I have written a program in Go to create PDFs and zip files with LaTeX and operating system board tools (it has to work on Linux and Windows). A few days ago, Windows Defender classified my exe as a Trojan. Because I share the file with friends: How can I make sure that my program is not flagged as a virus or how does my code have to look like?
The PDFs and zip file are created in an export folder. The following steps are carried out:
- The export folder is emptied.
- An image is tested for a specific size.
- .tex files are copied temporarily.
- LaTex/Docker is started and generates various PDFs using .tex files.
- A zip file is created.
- Temporarily copies are removed
- Some files created by LaTeX are deleted
- Text in the console is displayed in green or red.
So I use commands like os.RemoveAll, os.Mkdir, exec.Command…
I compiled the programm with:
GOOS=windows GOARCH=amd64 go build -o start_myprogramm.exe -ldflags="-s -w" src/,y-programm.go;
My import looks like this:
I have read similar cases. Among other things, it said that you can sign the file. Could this be the solution to the problem? How can I figure out where the problem exactly is?

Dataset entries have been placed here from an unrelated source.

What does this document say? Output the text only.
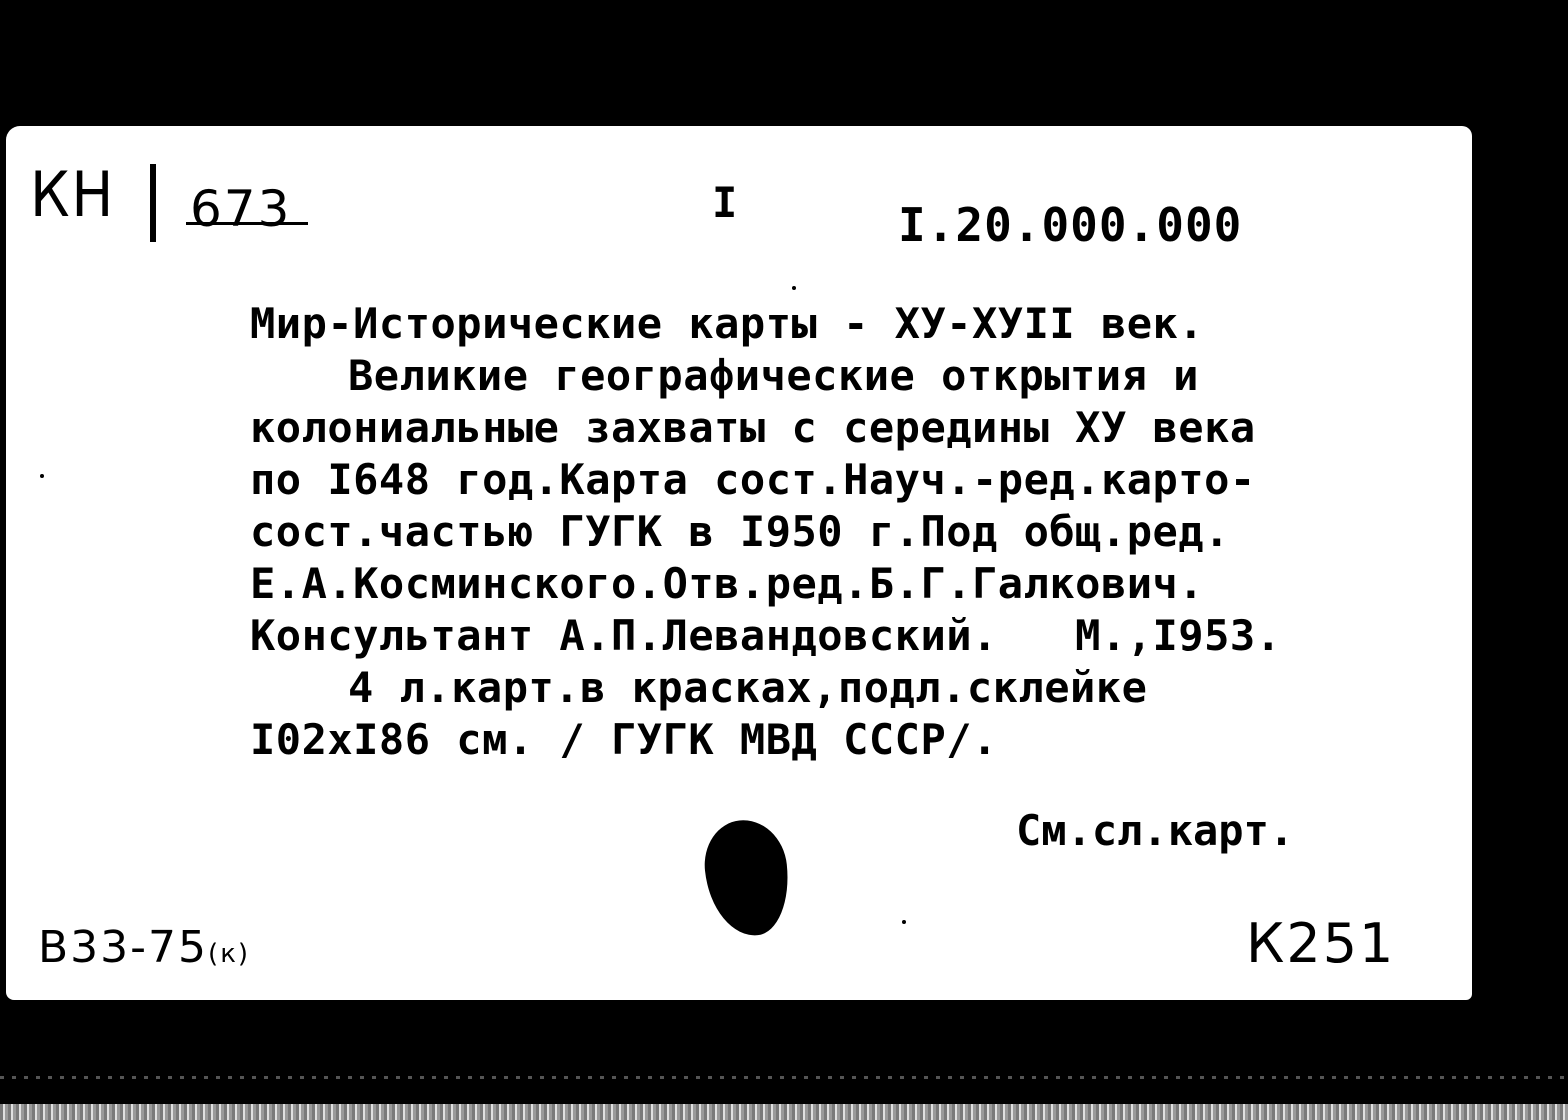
КН 673	I	I.20.000.000
Мир-Исторические карты - ХУ-ХУII век.
Великие географические открытия и
колониальные захваты с середины ХУ века
по I648 год.Карта сост.Науч.-ред.карто-
сост.частью ГУГК в I950 г.Под общ.ред.
Е.А.Косминского.Отв.ред.Б.Г.Галкович.
Консультант А.П.Левандовский.   М.,I953.
4 л.карт.в красках,подл.склейке
I02хI86 см. / ГУГК МВД СССР/.
См.сл.карт.
В33-75(к)	К251
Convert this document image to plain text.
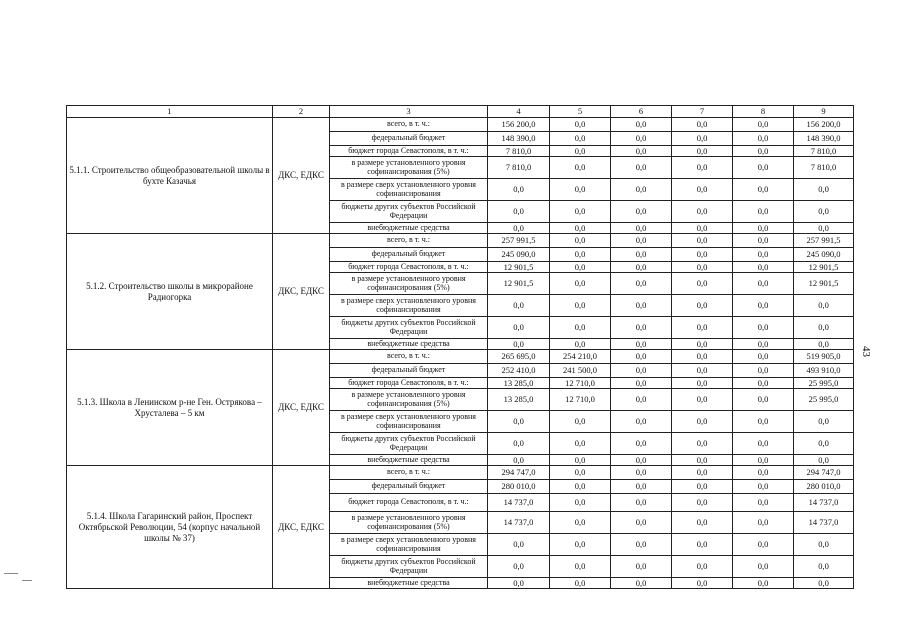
1	2	3	4	5	6	7	8	9
5.1.1. Строительство общеобразовательной школы в бухте Казачья	ДКС, ЕДКС	всего, в т. ч.:	156 200,0	0,0	0,0	0,0	0,0	156 200,0
		федеральный бюджет	148 390,0	0,0	0,0	0,0	0,0	148 390,0
		бюджет города Севастополя, в т. ч.:	7 810,0	0,0	0,0	0,0	0,0	7 810,0
		в размере установленного уровня софинансирования (5%)	7 810,0	0,0	0,0	0,0	0,0	7 810,0
		в размере сверх установленного уровня софинансирования	0,0	0,0	0,0	0,0	0,0	0,0
		бюджеты других субъектов Российской Федерации	0,0	0,0	0,0	0,0	0,0	0,0
		внебюджетные средства	0,0	0,0	0,0	0,0	0,0	0,0
5.1.2. Строительство школы в микрорайоне Радиогорка	ДКС, ЕДКС	всего, в т. ч.:	257 991,5	0,0	0,0	0,0	0,0	257 991,5
		федеральный бюджет	245 090,0	0,0	0,0	0,0	0,0	245 090,0
		бюджет города Севастополя, в т. ч.:	12 901,5	0,0	0,0	0,0	0,0	12 901,5
		в размере установленного уровня софинансирования (5%)	12 901,5	0,0	0,0	0,0	0,0	12 901,5
		в размере сверх установленного уровня софинансирования	0,0	0,0	0,0	0,0	0,0	0,0
		бюджеты других субъектов Российской Федерации	0,0	0,0	0,0	0,0	0,0	0,0
		внебюджетные средства	0,0	0,0	0,0	0,0	0,0	0,0
5.1.3. Школа в Ленинском р-не Ген. Острякова – Хрусталева – 5 км	ДКС, ЕДКС	всего, в т. ч.:	265 695,0	254 210,0	0,0	0,0	0,0	519 905,0
		федеральный бюджет	252 410,0	241 500,0	0,0	0,0	0,0	493 910,0
		бюджет города Севастополя, в т. ч.:	13 285,0	12 710,0	0,0	0,0	0,0	25 995,0
		в размере установленного уровня софинансирования (5%)	13 285,0	12 710,0	0,0	0,0	0,0	25 995,0
		в размере сверх установленного уровня софинансирования	0,0	0,0	0,0	0,0	0,0	0,0
		бюджеты других субъектов Российской Федерации	0,0	0,0	0,0	0,0	0,0	0,0
		внебюджетные средства	0,0	0,0	0,0	0,0	0,0	0,0
5.1.4. Школа Гагаринский район, Проспект Октябрьской Революции, 54 (корпус начальной школы № 37)	ДКС, ЕДКС	всего, в т. ч.:	294 747,0	0,0	0,0	0,0	0,0	294 747,0
		федеральный бюджет	280 010,0	0,0	0,0	0,0	0,0	280 010,0
		бюджет города Севастополя, в т. ч.:	14 737,0	0,0	0,0	0,0	0,0	14 737,0
		в размере установленного уровня софинансирования (5%)	14 737,0	0,0	0,0	0,0	0,0	14 737,0
		в размере сверх установленного уровня софинансирования	0,0	0,0	0,0	0,0	0,0	0,0
		бюджеты других субъектов Российской Федерации	0,0	0,0	0,0	0,0	0,0	0,0
		внебюджетные средства	0,0	0,0	0,0	0,0	0,0	0,0
43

I think your best course of action is to contact the Windows Defender support team. From the official FAQ:
Why does my virus-scanning software think my Go distribution or compiled binary is infected?
This is a common occurrence, especially on Windows machines, and is almost always a false positive. Commercial virus scanning programs are often confused by the structure of Go binaries, which they don’t see as often as those compiled from other languages.
If you’ve just installed the Go distribution and the system reports it is infected, that’s certainly a mistake. To be really thorough, you can verify the download by comparing the checksum with those on the downloads page.
In any case, if you believe the report is in error, please report a bug to the supplier of your virus scanner. Maybe in time virus scanners can learn to understand Go programs.
And here’s a comment by Ian Lance Taylor:
The Go FAQ doesn’t give any more information about this issue because we don’t know anything else about it. We don’t know why Windows virus scanners tend to have false positives on Go binaries. We haven’t talked to Microsoft about it very much, because the bug reports we see are usually about third party virus scanning products, not about Microsoft itself. That said, this article does mention Windows Defender, so maybe things have changed.
@IndustrialPerformanceDude It’s OK to post here but the Go project is not going to be taking any action on this.
Again - just reinforcing that it’s a Virus Scanner problem, not a Go problem. Wish I could be of more use but I haven’t actually run up against this yet in my years as a gopher. Maybe somebody else can chime in with more useful info.